SAN FRANCISCO -- Northern California residents are bracing for a powerful storm that could be the biggest in five years and prompted the National Weather Service to issue a high wind and flash flood warning.

CBS San Francisco reports that sustained winds at or near hurricane strength in the highest elevations with gusts exceeding 100 miles per hour across the Sierra summit are forecast for Thursday, with Bay Area winds easily gusting past 50 miles per hour in urban areas and 70-80 miles per hour in the local mountains and hills in what could be the "storm of the decade."

Computer models are able to break down the exact time of highest danger. By mid-morning Thursday, models indicate winds peaking. Along the coast, 60 mile per hour winds are forecast, with higher gusts.

Officials with the National Weather Service said warmer ocean temperatures could make the storm stronger before it arrives, CBS San Francisco reported.

The storm is expected to arrive Wednesday and pelt the region through Thursday. It could overwhelm waterways and roadway drainage systems, possibly leading to flash flooding.

This storm is "expected to be one of the strongest storms in terms of wind and rain intensity" since storms in October 2009 and January 2008, respectively, said the National Weather Service in Monterey.

The term "hurricane" is only used to refer to tropical storms, and is used when sustained winds reach 74 miles per hour. That level of wind strength is possible at extreme elevations above 9,000 feet and higher Thursday, according to the National Weather Service warning.

"Given the long-term drought and short-term saturated ground, many trees will lose the battle with the wind on Thursday," said KPIX 5 chief meteorologist Paul Deanno.

The station reported that waves approaching 30 feet are predicted for surf breaks like Mavericks, and ocean swells will build to at least 20 feet by Wednesday, triggering the Small Craft Advisories and Hazardous Seas alerts.

Heavy rainfall is expected, especially in the North Bay.

Overall, the heaviest rainfall totals are expected from western Washington to Northern California, with numerous 3- to 5-inch rainfall totals expected. This includes much of the San Francisco Bay Area and Sacramento, the weather service reports.

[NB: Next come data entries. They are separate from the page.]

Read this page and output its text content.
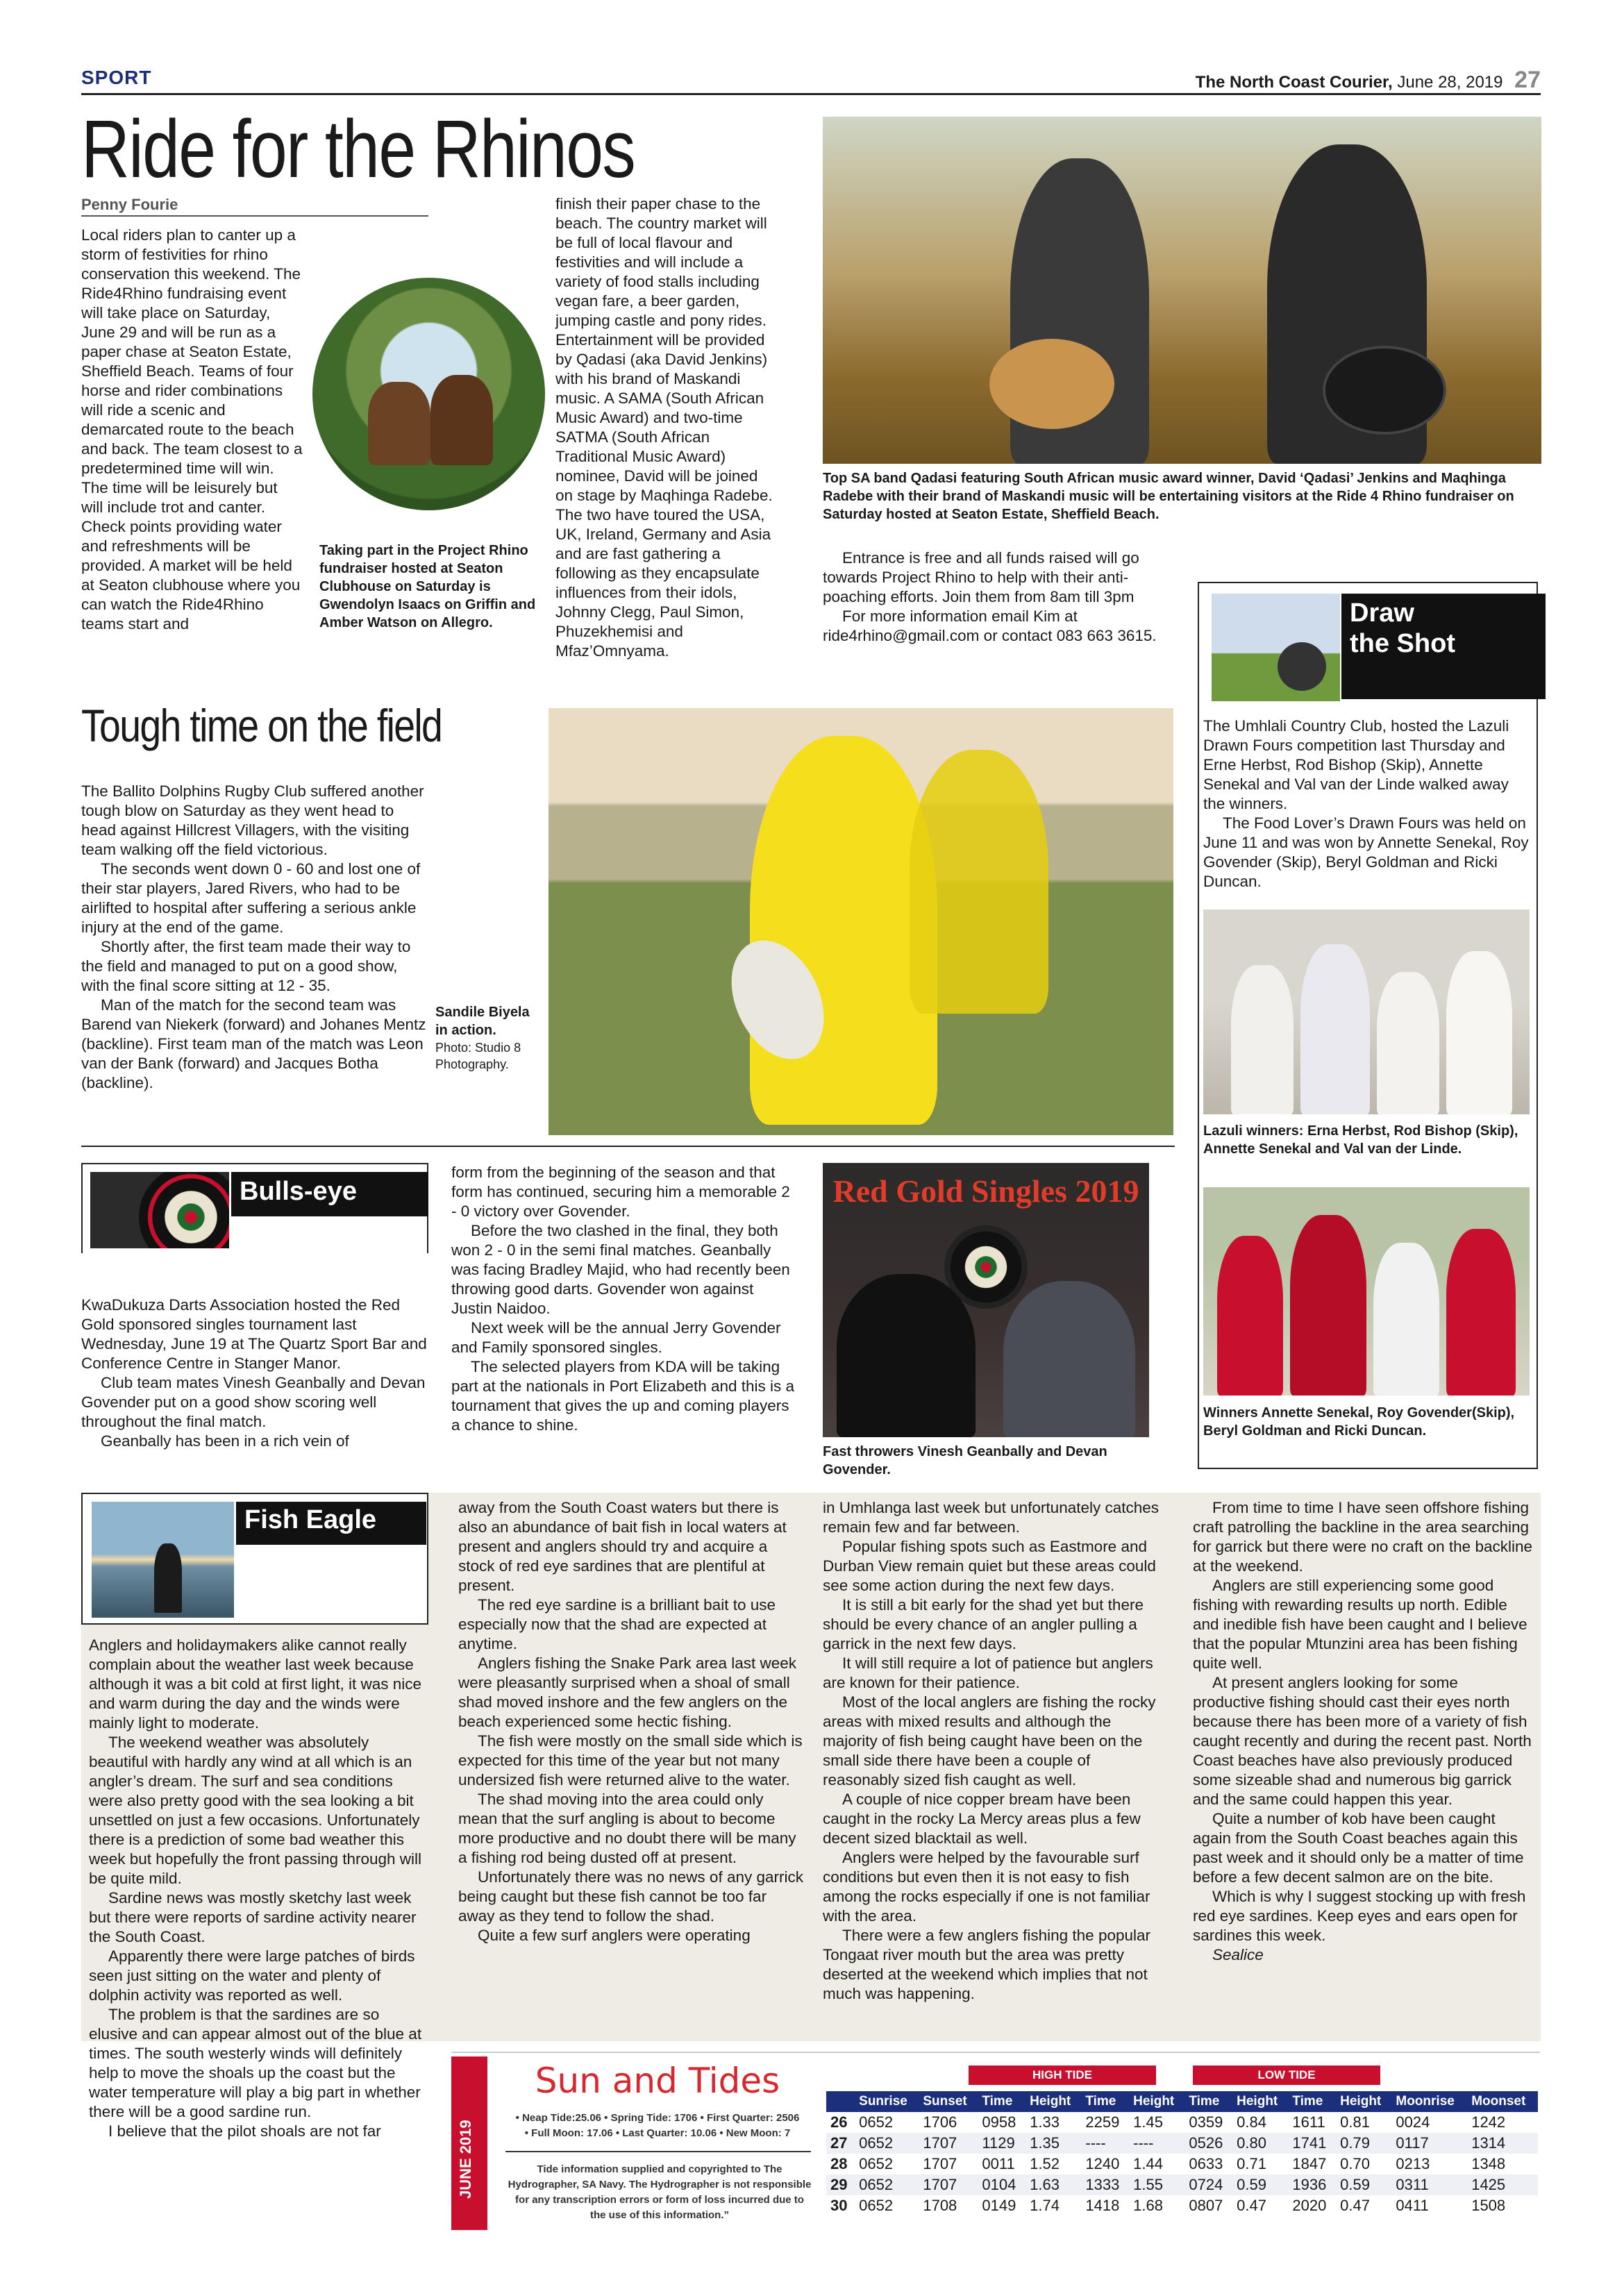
SPORT	The North Coast Courier, June 28, 2019 27
Ride for the Rhinos
Penny Fourie

Local riders plan to canter up a storm of festivities for rhino conservation this weekend. The Ride4Rhino fundraising event will take place on Saturday, June 29 and will be run as a paper chase at Seaton Estate, Sheffield Beach. Teams of four horse and rider combinations will ride a scenic and demarcated route to the beach and back. The team closest to a predetermined time will win. The time will be leisurely but will include trot and canter. Check points providing water and refreshments will be provided. A market will be held at Seaton clubhouse where you can watch the Ride4Rhino teams start and

Taking part in the Project Rhino fundraiser hosted at Seaton Clubhouse on Saturday is Gwendolyn Isaacs on Griffin and Amber Watson on Allegro.

finish their paper chase to the beach. The country market will be full of local flavour and festivities and will include a variety of food stalls including vegan fare, a beer garden, jumping castle and pony rides. Entertainment will be provided by Qadasi (aka David Jenkins) with his brand of Maskandi music. A SAMA (South African Music Award) and two-time SATMA (South African Traditional Music Award) nominee, David will be joined on stage by Maqhinga Radebe. The two have toured the USA, UK, Ireland, Germany and Asia and are fast gathering a following as they encapsulate influences from their idols, Johnny Clegg, Paul Simon, Phuzekhemisi and Mfaz’Omnyama.

Top SA band Qadasi featuring South African music award winner, David ‘Qadasi’ Jenkins and Maqhinga Radebe with their brand of Maskandi music will be entertaining visitors at the Ride 4 Rhino fundraiser on Saturday hosted at Seaton Estate, Sheffield Beach.

Entrance is free and all funds raised will go towards Project Rhino to help with their anti-poaching efforts. Join them from 8am till 3pm

For more information email Kim at ride4rhino@gmail.com or contact 083 663 3615.

Draw
the Shot

The Umhlali Country Club, hosted the Lazuli Drawn Fours competition last Thursday and Erne Herbst, Rod Bishop (Skip), Annette Senekal and Val van der Linde walked away the winners.

The Food Lover’s Drawn Fours was held on June 11 and was won by Annette Senekal, Roy Govender (Skip), Beryl Goldman and Ricki Duncan.

Lazuli winners: Erna Herbst, Rod Bishop (Skip), Annette Senekal and Val van der Linde.
Winners Annette Senekal, Roy Govender(Skip), Beryl Goldman and Ricki Duncan.
Tough time on the field

The Ballito Dolphins Rugby Club suffered another tough blow on Saturday as they went head to head against Hillcrest Villagers, with the visiting team walking off the field victorious.

The seconds went down 0 - 60 and lost one of their star players, Jared Rivers, who had to be airlifted to hospital after suffering a serious ankle injury at the end of the game.

Shortly after, the first team made their way to the field and managed to put on a good show, with the final score sitting at 12 - 35.

Man of the match for the second team was Barend van Niekerk (forward) and Johanes Mentz (backline). First team man of the match was Leon van der Bank (forward) and Jacques Botha (backline).

Sandile Biyela in action.
Photo: Studio 8 Photography.
Bulls-eye

KwaDukuza Darts Association hosted the Red Gold sponsored singles tournament last Wednesday, June 19 at The Quartz Sport Bar and Conference Centre in Stanger Manor.

Club team mates Vinesh Geanbally and Devan Govender put on a good show scoring well throughout the final match.

Geanbally has been in a rich vein of

form from the beginning of the season and that form has continued, securing him a memorable 2 - 0 victory over Govender.

Before the two clashed in the final, they both won 2 - 0 in the semi final matches. Geanbally was facing Bradley Majid, who had recently been throwing good darts. Govender won against Justin Naidoo.

Next week will be the annual Jerry Govender and Family sponsored singles.

The selected players from KDA will be taking part at the nationals in Port Elizabeth and this is a tournament that gives the up and coming players a chance to shine.

Red Gold Singles 2019
Fast throwers Vinesh Geanbally and Devan Govender.
Fish Eagle

Anglers and holidaymakers alike cannot really complain about the weather last week because although it was a bit cold at first light, it was nice and warm during the day and the winds were mainly light to moderate.

The weekend weather was absolutely beautiful with hardly any wind at all which is an angler’s dream. The surf and sea conditions were also pretty good with the sea looking a bit unsettled on just a few occasions. Unfortunately there is a prediction of some bad weather this week but hopefully the front passing through will be quite mild.

Sardine news was mostly sketchy last week but there were reports of sardine activity nearer the South Coast.

Apparently there were large patches of birds seen just sitting on the water and plenty of dolphin activity was reported as well.

The problem is that the sardines are so elusive and can appear almost out of the blue at times. The south westerly winds will definitely help to move the shoals up the coast but the water temperature will play a big part in whether there will be a good sardine run.

I believe that the pilot shoals are not far

away from the South Coast waters but there is also an abundance of bait fish in local waters at present and anglers should try and acquire a stock of red eye sardines that are plentiful at present.

The red eye sardine is a brilliant bait to use especially now that the shad are expected at anytime.

Anglers fishing the Snake Park area last week were pleasantly surprised when a shoal of small shad moved inshore and the few anglers on the beach experienced some hectic fishing.

The fish were mostly on the small side which is expected for this time of the year but not many undersized fish were returned alive to the water.

The shad moving into the area could only mean that the surf angling is about to become more productive and no doubt there will be many a fishing rod being dusted off at present.

Unfortunately there was no news of any garrick being caught but these fish cannot be too far away as they tend to follow the shad.

Quite a few surf anglers were operating

in Umhlanga last week but unfortunately catches remain few and far between.

Popular fishing spots such as Eastmore and Durban View remain quiet but these areas could see some action during the next few days.

It is still a bit early for the shad yet but there should be every chance of an angler pulling a garrick in the next few days.

It will still require a lot of patience but anglers are known for their patience.

Most of the local anglers are fishing the rocky areas with mixed results and although the majority of fish being caught have been on the small side there have been a couple of reasonably sized fish caught as well.

A couple of nice copper bream have been caught in the rocky La Mercy areas plus a few decent sized blacktail as well.

Anglers were helped by the favourable surf conditions but even then it is not easy to fish among the rocks especially if one is not familiar with the area.

There were a few anglers fishing the popular Tongaat river mouth but the area was pretty deserted at the weekend which implies that not much was happening.

From time to time I have seen offshore fishing craft patrolling the backline in the area searching for garrick but there were no craft on the backline at the weekend.

Anglers are still experiencing some good fishing with rewarding results up north. Edible and inedible fish have been caught and I believe that the popular Mtunzini area has been fishing quite well.

At present anglers looking for some productive fishing should cast their eyes north because there has been more of a variety of fish caught recently and during the recent past. North Coast beaches have also previously produced some sizeable shad and numerous big garrick and the same could happen this year.

Quite a number of kob have been caught again from the South Coast beaches again this past week and it should only be a matter of time before a few decent salmon are on the bite.

Which is why I suggest stocking up with fresh red eye sardines. Keep eyes and ears open for sardines this week.

Sealice

JUNE 2019
Sun and Tides
• Neap Tide:25.06 • Spring Tide: 1706 • First Quarter: 2506
• Full Moon: 17.06 • Last Quarter: 10.06 • New Moon: 7
Tide information supplied and copyrighted to The Hydrographer, SA Navy. The Hydrographer is not responsible for any transcription errors or form of loss incurred due to the use of this information.”
HIGH TIDE	LOW TIDE
	Sunrise	Sunset	Time	Height	Time	Height	Time	Height	Time	Height	Moonrise	Moonset
26	0652	1706	0958	1.33	2259	1.45	0359	0.84	1611	0.81	0024	1242
27	0652	1707	1129	1.35	----	----	0526	0.80	1741	0.79	0117	1314
28	0652	1707	0011	1.52	1240	1.44	0633	0.71	1847	0.70	0213	1348
29	0652	1707	0104	1.63	1333	1.55	0724	0.59	1936	0.59	0311	1425
30	0652	1708	0149	1.74	1418	1.68	0807	0.47	2020	0.47	0411	1508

Mark Ghilarducci, the director of the California Governor's Office of Emergency Services, issued a warning that the storm will present a risk of flash flooding and debris slides.

"This year was also a significant fire season for Northern and Southern California and burned areas are especially at risk for debris slides. Even regions that don't experience regular seasonal flooding could see flash flooding during this intense storm system, which could be the largest to date of this year's rainy season," he said in a statement.

High winds from 20 to 40 mph are expected, with gusts of 40 to 60 mph.

Authorities are warning motorists to avoid driving through standing water; stay clear of outside roadway lanes, especially at night; keep headlights on at all times; and drive slowly to prevent hydroplaning. People should also have emergency contacts available and a stock a small emergency kit that can sustain each person for three days.

Farther north, a series of strong weather fronts with high winds and heavy rains could lead to flooding and landslides this week in western Washington state.

The National Weather Service expects as much as 14 inches of rain between Monday and Thursday in the Olympic Mountains west of Seattle. And it expects as much as 13 inches of rain in the North Cascades east of the city.

Saturated soils will bring the risk of mudslides, while winds could topple trees.